If there were not a constant tradition in the Fathers that the Gospel message of ‘Unless a man be born again of water and the Holy Ghost he cannot enter into the kingdom of God’ is to be taken absolutely, it would be easy to say that Our Savior simply did not see fit to mention the obvious exceptions of invincible ignorance and physical impossibility. But the tradition in fact is there; and it is likely enough to be found so constant as to constitute revelation.
It's why the Christians wept so bitterly at the passing away of Valentinian. People SIMPLY believed in the necessity of Baptism for salvation and didn't immediately begin a twenty-minute equivocation about exceptions.

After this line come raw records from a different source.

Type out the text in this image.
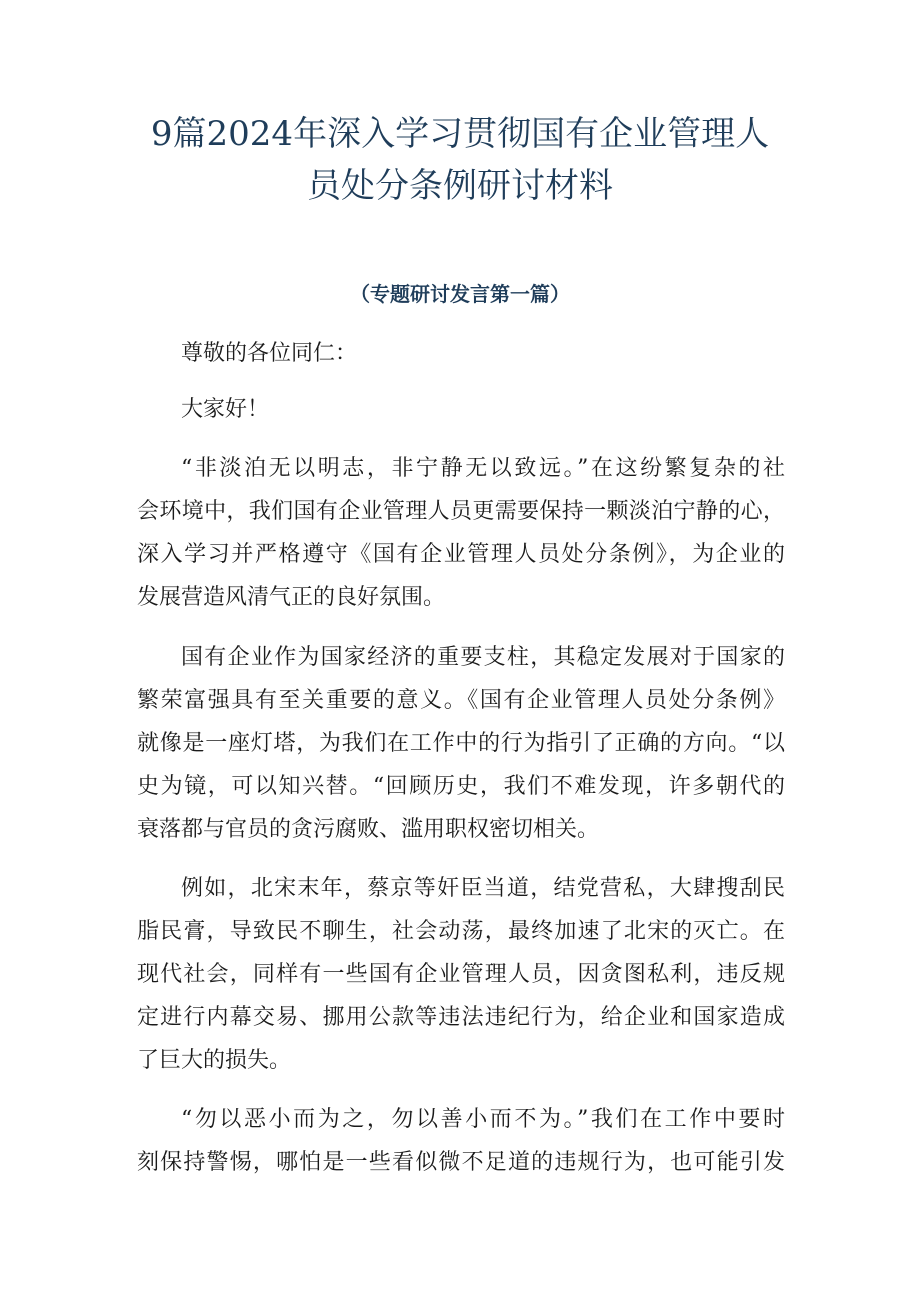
9篇2024年深入学习贯彻国有企业管理人
员处分条例研讨材料
（专题研讨发言第一篇）
尊敬的各位同仁：
大家好！
“非淡泊无以明志，非宁静无以致远。”在这纷繁复杂的社
会环境中，我们国有企业管理人员更需要保持一颗淡泊宁静的心，
深入学习并严格遵守《国有企业管理人员处分条例》，为企业的
发展营造风清气正的良好氛围。
国有企业作为国家经济的重要支柱，其稳定发展对于国家的
繁荣富强具有至关重要的意义。《国有企业管理人员处分条例》
就像是一座灯塔，为我们在工作中的行为指引了正确的方向。“以
史为镜，可以知兴替。“回顾历史，我们不难发现，许多朝代的
衰落都与官员的贪污腐败、滥用职权密切相关。
例如，北宋末年，蔡京等奸臣当道，结党营私，大肆搜刮民
脂民膏，导致民不聊生，社会动荡，最终加速了北宋的灭亡。在
现代社会，同样有一些国有企业管理人员，因贪图私利，违反规
定进行内幕交易、挪用公款等违法违纪行为，给企业和国家造成
了巨大的损失。
“勿以恶小而为之，勿以善小而不为。”我们在工作中要时
刻保持警惕，哪怕是一些看似微不足道的违规行为，也可能引发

There's no evidence that BoB/BoD considerations were revealed by Our Lord and were taught universally by the Church Fathers.
One can easily imagine the climate in which BoB speculation arose. Perhaps some unbaptized catechumens were martyred, whereas you had some people living sinful lives right up to the end and then receiving Baptism on their deathbeds. St. Augustine explicitly mentions this reasoning, but then in the end rejects it. In other words, this kind of thinking originated in a questioning of what would be fair or right of God to do, but St. Augustine dismissed this pseudo-theological "reasoning" as leading to a vortex of confusion.
At no point was there ANY evidence that BoB or BoD could EVER be applied to anyone other than a catechumen, whom the early Christians formally received with a liturgical ceremony as "Christians" though not "fideles".
This idea that non-Catholics can be saved by some BoD-like mechanism NEVER EVER ENTERED THE WILDEST THOUGHTS OF ANY OF THE CHURCH FATHERS. And THIS is my chief problem.